When we are awaiting the beginning of gardening season in early spring, we sometimes have periods of cold where tender plants, such as the emerging perennials in our gardens, are at risk.
Temperatures, even those that remain above 32F degrees, may still damage plants. When they do, it’s called “chill injury.” However, if the temperature that has been warmer than freezing suddenly hits 32F degrees or below, the effect that is triggered in the garden is called a frost.
If we have vulnerable plants in our early spring flower garden and the forecast predicts frost, we need to take protective action.* Actually, any prediction of temperatures even close to freezing should be cause for alarm.*
A visible white coating, or freezing temperatures in the absence of visible signs, will hurt vulnerable plants because low temperatures cause both dehydration and disturbance of cell membranes deep within cell tissues.
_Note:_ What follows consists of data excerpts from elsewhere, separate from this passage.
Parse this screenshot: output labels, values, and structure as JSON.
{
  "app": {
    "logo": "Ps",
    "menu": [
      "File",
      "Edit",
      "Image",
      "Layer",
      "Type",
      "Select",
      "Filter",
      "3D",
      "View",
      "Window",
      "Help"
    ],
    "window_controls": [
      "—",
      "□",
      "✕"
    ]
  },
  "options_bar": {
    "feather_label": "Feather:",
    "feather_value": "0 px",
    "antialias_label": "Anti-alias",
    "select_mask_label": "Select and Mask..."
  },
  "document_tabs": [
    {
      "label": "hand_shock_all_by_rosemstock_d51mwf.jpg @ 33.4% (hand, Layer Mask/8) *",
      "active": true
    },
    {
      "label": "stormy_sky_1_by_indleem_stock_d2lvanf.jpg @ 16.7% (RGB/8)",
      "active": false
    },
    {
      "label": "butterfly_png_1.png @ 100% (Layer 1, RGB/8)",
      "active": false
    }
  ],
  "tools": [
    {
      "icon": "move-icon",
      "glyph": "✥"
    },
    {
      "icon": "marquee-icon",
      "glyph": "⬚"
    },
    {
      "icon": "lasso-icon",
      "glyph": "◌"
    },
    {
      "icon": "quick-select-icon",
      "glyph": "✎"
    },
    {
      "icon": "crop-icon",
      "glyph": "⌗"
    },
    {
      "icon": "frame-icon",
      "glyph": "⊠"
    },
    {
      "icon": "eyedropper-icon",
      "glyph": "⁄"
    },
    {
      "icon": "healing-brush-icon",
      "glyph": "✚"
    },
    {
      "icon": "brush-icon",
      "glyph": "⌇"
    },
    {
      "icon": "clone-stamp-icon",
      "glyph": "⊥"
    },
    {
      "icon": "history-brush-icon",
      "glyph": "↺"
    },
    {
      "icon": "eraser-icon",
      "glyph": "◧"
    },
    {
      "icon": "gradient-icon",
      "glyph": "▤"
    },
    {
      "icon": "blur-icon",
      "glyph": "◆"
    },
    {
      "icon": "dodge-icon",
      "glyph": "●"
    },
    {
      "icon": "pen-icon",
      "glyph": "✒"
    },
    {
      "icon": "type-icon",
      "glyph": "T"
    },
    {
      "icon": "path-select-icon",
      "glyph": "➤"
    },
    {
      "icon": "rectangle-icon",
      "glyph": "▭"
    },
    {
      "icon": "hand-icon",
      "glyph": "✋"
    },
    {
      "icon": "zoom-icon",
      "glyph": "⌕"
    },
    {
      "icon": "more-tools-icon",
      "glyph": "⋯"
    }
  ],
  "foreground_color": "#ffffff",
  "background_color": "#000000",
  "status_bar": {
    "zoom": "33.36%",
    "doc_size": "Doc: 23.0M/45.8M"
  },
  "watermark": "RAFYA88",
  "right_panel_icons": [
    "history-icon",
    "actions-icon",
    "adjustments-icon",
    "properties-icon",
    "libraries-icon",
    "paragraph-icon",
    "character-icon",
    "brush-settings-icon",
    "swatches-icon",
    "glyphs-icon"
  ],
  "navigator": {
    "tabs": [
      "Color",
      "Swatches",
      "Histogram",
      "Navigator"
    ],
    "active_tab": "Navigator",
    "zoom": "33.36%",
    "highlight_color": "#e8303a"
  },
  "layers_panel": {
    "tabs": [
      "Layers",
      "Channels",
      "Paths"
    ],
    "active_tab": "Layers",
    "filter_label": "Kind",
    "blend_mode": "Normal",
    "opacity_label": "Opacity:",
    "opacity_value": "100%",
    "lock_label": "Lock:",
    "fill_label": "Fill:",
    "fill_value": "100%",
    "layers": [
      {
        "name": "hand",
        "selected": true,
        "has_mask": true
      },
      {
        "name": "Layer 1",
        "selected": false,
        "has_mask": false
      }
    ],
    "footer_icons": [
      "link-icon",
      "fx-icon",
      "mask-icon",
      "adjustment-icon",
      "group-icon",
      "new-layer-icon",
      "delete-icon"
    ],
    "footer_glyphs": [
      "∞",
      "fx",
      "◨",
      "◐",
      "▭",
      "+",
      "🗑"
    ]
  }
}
This results in blackened, lifeless leaves and stems.
Different parts of the garden, such as hollows or areas near walls and hedges and southern exposures, may vary in temperature from other parts of a garden.
Remember the danger of sudden spring frosts and wait to set out your tender annuals, and protect vulnerable perennials coaxed out too early by warm days. Plants grow more quickly when temperatures warm more and stay warm. Don’t plant too early!
This is Moya Andrews and today we focused on air temps.